This two-bedroom loft offers some shared outdoor space and industrial details, such as high ceilings and wood beams, as befits the building’s former use as a factory. It’s located in the Columbia Waterfront District at 29 Tiffany Place, which is a bit of a walk from the nearest subway, but that might not be an issue for those in work from home mode.
Although the name might imply a connection with the well-known Tiffany, Brownstoner’s Suzanne Spellen found no connection in a dive into the history of the street. The block-long street was largely developed starting in the 1850s with a mix of residential and commercial structures.
By the early 20th century, the Herman Behr & Co. Sandpaper Factory took up a portion of the blockfront on this side of Tiffany Place. The company, founded in 1872, lost the bulk of an earlier factory to a great conflagration in 1903. At least one building in the complex survived relatively unscathed and was rebuilt in 1904; there’s plaque on 29 Tiffany Place noting the date. The building was converted to residential use in the late 1990s.
This third floor unit has the aforementioned high ceilings and wood beams left over from its industrial days, along with wood-slatted ceilings in the living room and bedrooms. Those three rooms stretch along the length of the unit with one window each. Dining room, kitchen and full bath are opposite.

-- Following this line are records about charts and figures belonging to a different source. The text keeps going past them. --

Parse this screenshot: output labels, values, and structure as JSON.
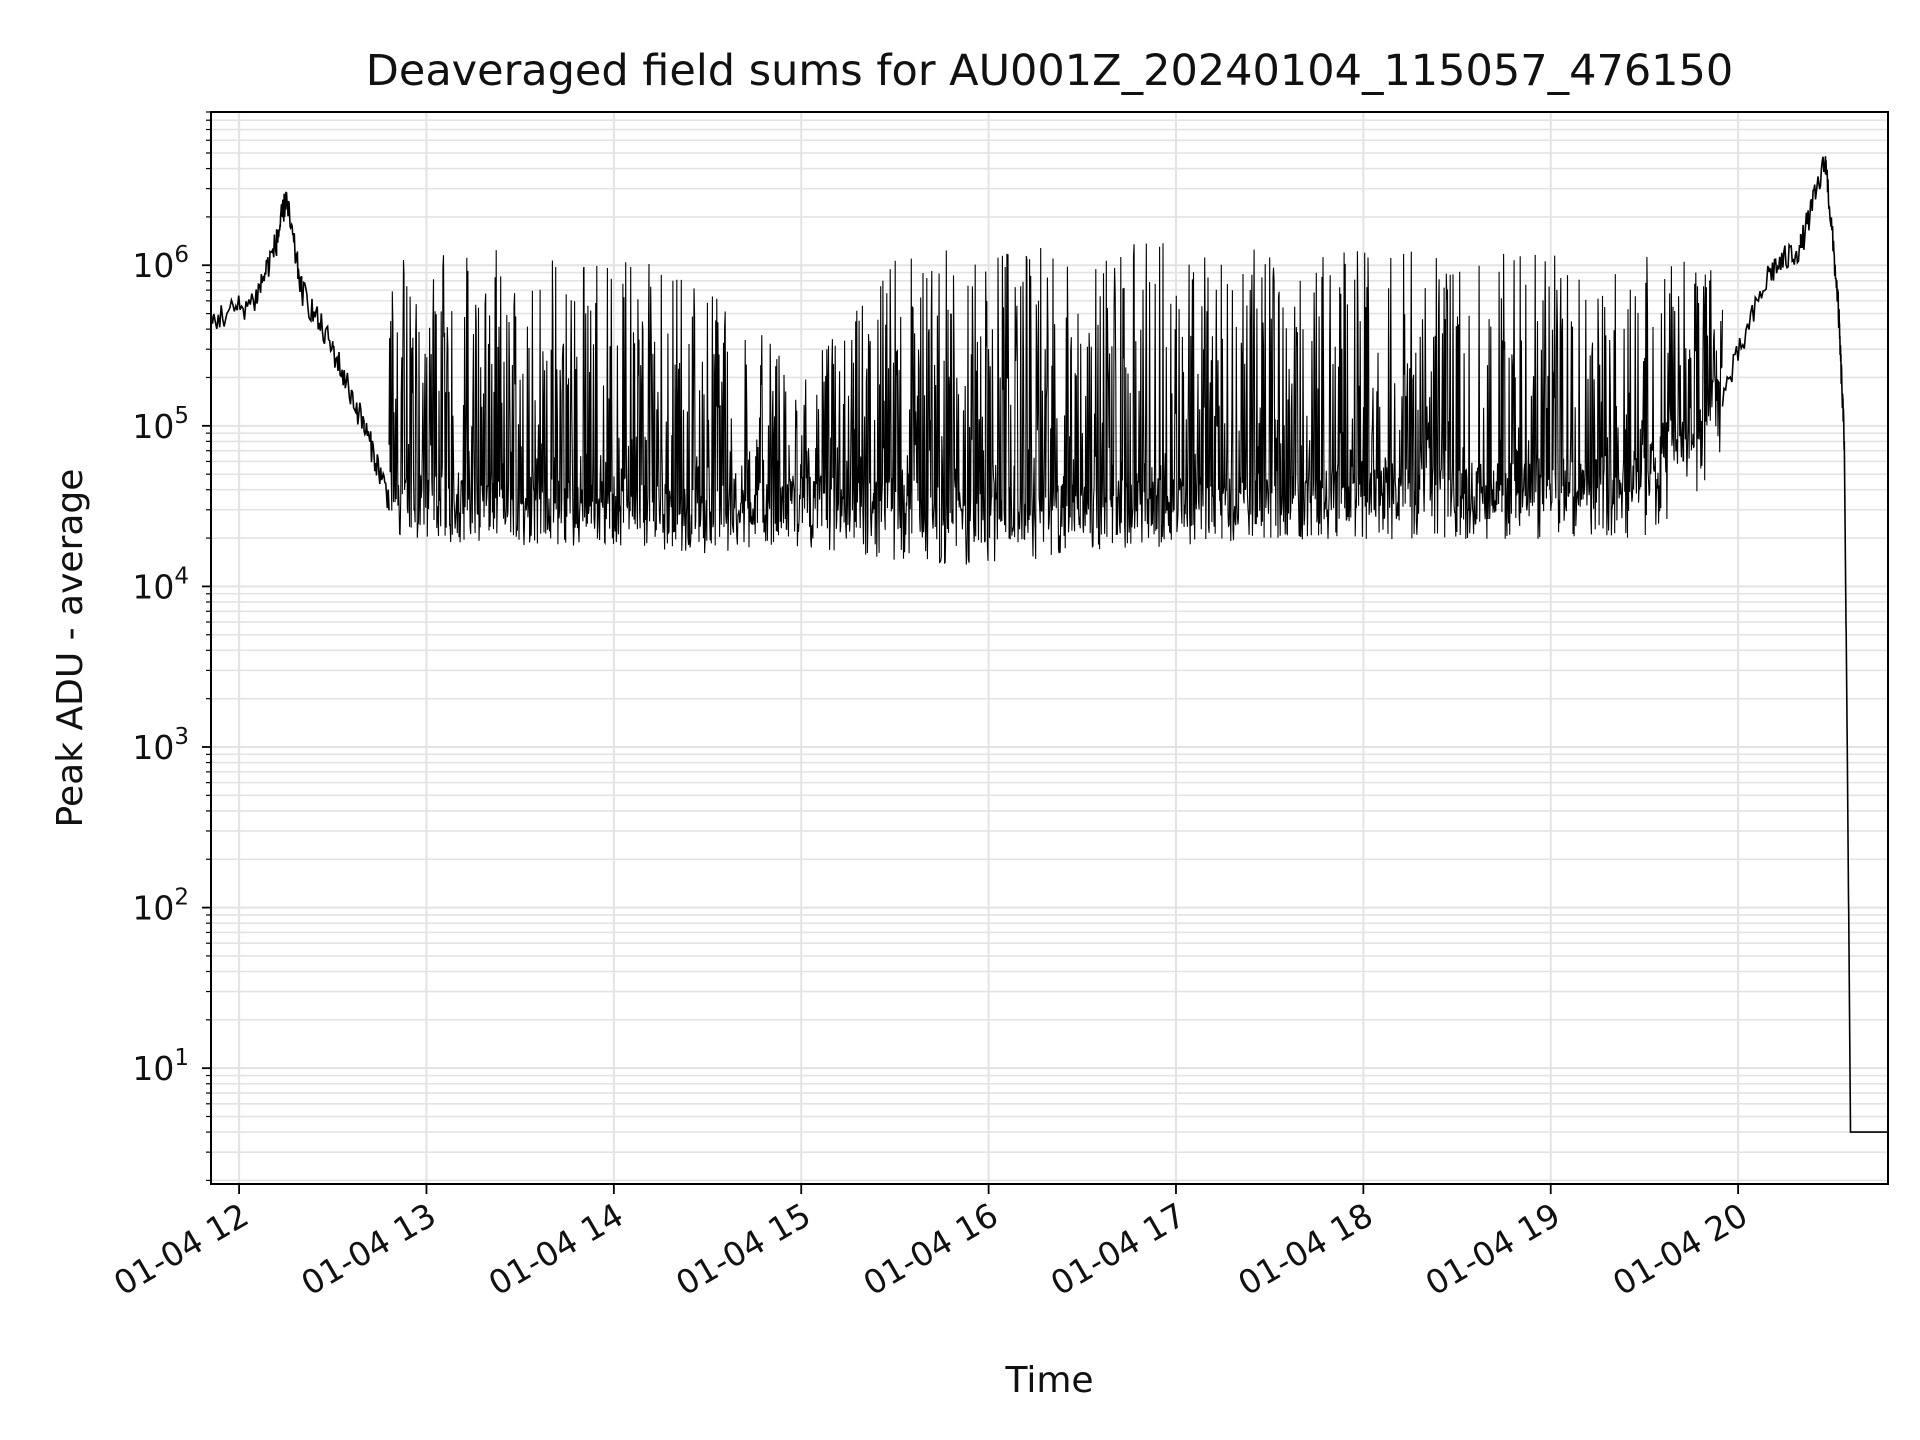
{
  "chart_data": {
    "type": "line",
    "title": "Deaveraged field sums for AU001Z_20240104_115057_476150",
    "xlabel": "Time",
    "ylabel": "Peak ADU - average",
    "yscale": "log",
    "ylim": [
      1.9,
      9000000
    ],
    "xlim": [
      "2024-01-04 11:51",
      "2024-01-04 20:48"
    ],
    "grid": "on (major and minor)",
    "line_color": "#000000",
    "x_ticks": [
      "01-04 12",
      "01-04 13",
      "01-04 14",
      "01-04 15",
      "01-04 16",
      "01-04 17",
      "01-04 18",
      "01-04 19",
      "01-04 20"
    ],
    "y_ticks": [
      {
        "base": "10",
        "exp": "1",
        "value": 10
      },
      {
        "base": "10",
        "exp": "2",
        "value": 100
      },
      {
        "base": "10",
        "exp": "3",
        "value": 1000
      },
      {
        "base": "10",
        "exp": "4",
        "value": 10000
      },
      {
        "base": "10",
        "exp": "5",
        "value": 100000
      },
      {
        "base": "10",
        "exp": "6",
        "value": 1000000
      }
    ],
    "series": [
      {
        "points": [
          {
            "x": "2024-01-04 11:51",
            "y": 450000
          },
          {
            "x": "2024-01-04 12:05",
            "y": 600000
          },
          {
            "x": "2024-01-04 12:12",
            "y": 1400000
          },
          {
            "x": "2024-01-04 12:15",
            "y": 2600000
          },
          {
            "x": "2024-01-04 12:20",
            "y": 700000
          },
          {
            "x": "2024-01-04 12:30",
            "y": 300000
          },
          {
            "x": "2024-01-04 12:40",
            "y": 100000
          },
          {
            "x": "2024-01-04 12:48",
            "y": 35000
          },
          {
            "x": "2024-01-04 13:00",
            "y": 30000
          },
          {
            "x": "2024-01-04 13:30",
            "y": 28000
          },
          {
            "x": "2024-01-04 14:00",
            "y": 30000
          },
          {
            "x": "2024-01-04 14:30",
            "y": 25000
          },
          {
            "x": "2024-01-04 15:00",
            "y": 30000
          },
          {
            "x": "2024-01-04 15:30",
            "y": 28000
          },
          {
            "x": "2024-01-04 16:00",
            "y": 25000
          },
          {
            "x": "2024-01-04 16:30",
            "y": 28000
          },
          {
            "x": "2024-01-04 17:00",
            "y": 30000
          },
          {
            "x": "2024-01-04 17:30",
            "y": 32000
          },
          {
            "x": "2024-01-04 18:00",
            "y": 35000
          },
          {
            "x": "2024-01-04 18:30",
            "y": 35000
          },
          {
            "x": "2024-01-04 19:00",
            "y": 38000
          },
          {
            "x": "2024-01-04 19:30",
            "y": 45000
          },
          {
            "x": "2024-01-04 19:55",
            "y": 150000
          },
          {
            "x": "2024-01-04 20:10",
            "y": 900000
          },
          {
            "x": "2024-01-04 20:20",
            "y": 1300000
          },
          {
            "x": "2024-01-04 20:28",
            "y": 4500000
          },
          {
            "x": "2024-01-04 20:32",
            "y": 600000
          },
          {
            "x": "2024-01-04 20:34",
            "y": 80000
          },
          {
            "x": "2024-01-04 20:35",
            "y": 800
          },
          {
            "x": "2024-01-04 20:36",
            "y": 4
          },
          {
            "x": "2024-01-04 20:48",
            "y": 4
          }
        ],
        "envelope": [
          {
            "x": "2024-01-04 12:48",
            "low": 22000,
            "high": 1300000
          },
          {
            "x": "2024-01-04 13:30",
            "low": 20000,
            "high": 1300000
          },
          {
            "x": "2024-01-04 14:00",
            "low": 20000,
            "high": 1200000
          },
          {
            "x": "2024-01-04 14:30",
            "low": 18000,
            "high": 900000
          },
          {
            "x": "2024-01-04 15:00",
            "low": 20000,
            "high": 200000
          },
          {
            "x": "2024-01-04 15:30",
            "low": 16000,
            "high": 1200000
          },
          {
            "x": "2024-01-04 16:00",
            "low": 15000,
            "high": 1300000
          },
          {
            "x": "2024-01-04 16:30",
            "low": 18000,
            "high": 1300000
          },
          {
            "x": "2024-01-04 17:00",
            "low": 20000,
            "high": 1400000
          },
          {
            "x": "2024-01-04 17:30",
            "low": 22000,
            "high": 1300000
          },
          {
            "x": "2024-01-04 18:00",
            "low": 22000,
            "high": 1300000
          },
          {
            "x": "2024-01-04 18:30",
            "low": 22000,
            "high": 1200000
          },
          {
            "x": "2024-01-04 19:00",
            "low": 22000,
            "high": 1200000
          },
          {
            "x": "2024-01-04 19:30",
            "low": 22000,
            "high": 1200000
          },
          {
            "x": "2024-01-04 19:55",
            "low": 60000,
            "high": 1000000
          }
        ]
      }
    ]
  }
}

The living room boasts a wall of built-in bookshelves and a window seat and there’s more storage in the unit. There’s a closet near the entry, one-each in the bedrooms and another near the bath that holds the washer/dryer. The virtual tour shows the storage in detail along with the views, which look east with glimpses of the sunken roadway of the BQE below.
The U-shaped kitchen has light wood cabinets, a curved peninsula and a green tile backsplash. The adjacent dining area is adorned with swirling blue wallpaper.

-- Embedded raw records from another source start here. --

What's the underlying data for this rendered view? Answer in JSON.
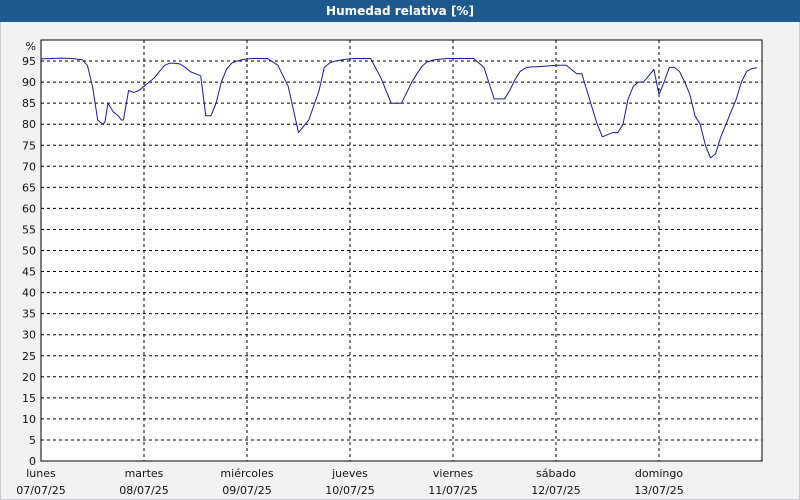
{
  "header": {
    "title": "Humedad relativa [%]"
  },
  "chart_data": {
    "type": "line",
    "title": "Humedad relativa [%]",
    "ylabel": "%",
    "xlabel": "",
    "ylim": [
      0,
      100
    ],
    "yticks": [
      0,
      5,
      10,
      15,
      20,
      25,
      30,
      35,
      40,
      45,
      50,
      55,
      60,
      65,
      70,
      75,
      80,
      85,
      90,
      95
    ],
    "xlim": [
      0,
      7
    ],
    "days": [
      {
        "day": "lunes",
        "date": "07/07/25"
      },
      {
        "day": "martes",
        "date": "08/07/25"
      },
      {
        "day": "miércoles",
        "date": "09/07/25"
      },
      {
        "day": "jueves",
        "date": "10/07/25"
      },
      {
        "day": "viernes",
        "date": "11/07/25"
      },
      {
        "day": "sábado",
        "date": "12/07/25"
      },
      {
        "day": "domingo",
        "date": "13/07/25"
      }
    ],
    "grid": true,
    "series": [
      {
        "color": "#1a1a9c",
        "x": [
          0,
          0.1,
          0.2,
          0.3,
          0.4,
          0.45,
          0.5,
          0.55,
          0.6,
          0.62,
          0.65,
          0.7,
          0.75,
          0.78,
          0.8,
          0.85,
          0.9,
          0.95,
          1.0,
          1.05,
          1.1,
          1.15,
          1.2,
          1.25,
          1.3,
          1.35,
          1.4,
          1.45,
          1.5,
          1.55,
          1.6,
          1.65,
          1.7,
          1.75,
          1.8,
          1.85,
          1.9,
          1.95,
          2.0,
          2.05,
          2.1,
          2.2,
          2.3,
          2.4,
          2.5,
          2.6,
          2.7,
          2.75,
          2.8,
          2.85,
          2.9,
          2.95,
          3.0,
          3.05,
          3.1,
          3.2,
          3.3,
          3.4,
          3.5,
          3.6,
          3.65,
          3.7,
          3.75,
          3.8,
          3.85,
          3.9,
          3.95,
          4.0,
          4.1,
          4.2,
          4.3,
          4.4,
          4.5,
          4.55,
          4.6,
          4.65,
          4.7,
          4.75,
          4.8,
          4.9,
          5.0,
          5.1,
          5.2,
          5.25,
          5.3,
          5.35,
          5.4,
          5.45,
          5.5,
          5.55,
          5.6,
          5.65,
          5.7,
          5.75,
          5.8,
          5.85,
          5.9,
          5.95,
          6.0,
          6.05,
          6.1,
          6.15,
          6.2,
          6.25,
          6.3,
          6.35,
          6.4,
          6.45,
          6.5,
          6.55,
          6.6,
          6.65,
          6.7,
          6.75,
          6.8,
          6.85,
          6.9,
          6.95
        ],
        "values": [
          95.5,
          95.6,
          95.7,
          95.6,
          95.3,
          94,
          89,
          81,
          80,
          80.5,
          85,
          83,
          82,
          81,
          81,
          88,
          87.5,
          88,
          89,
          90,
          91,
          92.5,
          94,
          94.5,
          94.5,
          94.3,
          93.5,
          92.5,
          92,
          91.5,
          82,
          82,
          85,
          90,
          93,
          94.5,
          95,
          95.3,
          95.5,
          95.6,
          95.6,
          95.6,
          94,
          89,
          78,
          81,
          88,
          93.5,
          94.5,
          95,
          95.2,
          95.4,
          95.5,
          95.6,
          95.6,
          95.6,
          91,
          85,
          85,
          90,
          92,
          93.8,
          94.8,
          95.2,
          95.4,
          95.5,
          95.6,
          95.6,
          95.6,
          95.6,
          93.5,
          86,
          86,
          88,
          90.5,
          92.5,
          93.3,
          93.6,
          93.6,
          93.8,
          94,
          94,
          92,
          92,
          88,
          84,
          80,
          77,
          77.5,
          78,
          78,
          80,
          86,
          89,
          90,
          90,
          91.5,
          93,
          87,
          90,
          93.5,
          93.5,
          92.5,
          90,
          87,
          82,
          80,
          75,
          72,
          73,
          77,
          80,
          83,
          86,
          90,
          92.5,
          93.2,
          93.4
        ]
      }
    ]
  }
}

In a nod to current realities, the building has a common room that is now being used as a work space for residents. A morning and evening shuttle bus runs to the Borough Hall subway station for those who are commuting, the listing notes.
The building has a live-in super, part-time doorman, porter, gym and bike storage. Shared outdoor space includes a roof deck with views of the Statue of Liberty, Manhattan skyline and Brooklyn Bridge. A common garden area has paving, tables, planting beds and brick walls that might be a relic from an old factory building.
This unit has $566 in common charges and $459 in taxes a month, plus a temporary $230 monthly capital assessment. A flip tax of 1.5 percent will be paid by the buyer, the listing notes.
The last time the unit was on the market was in 2015 when it sold for $821,000. This time it’s on the market for $875,000 with Nick Ferrone and Julie Cohen of Compass. What do you think?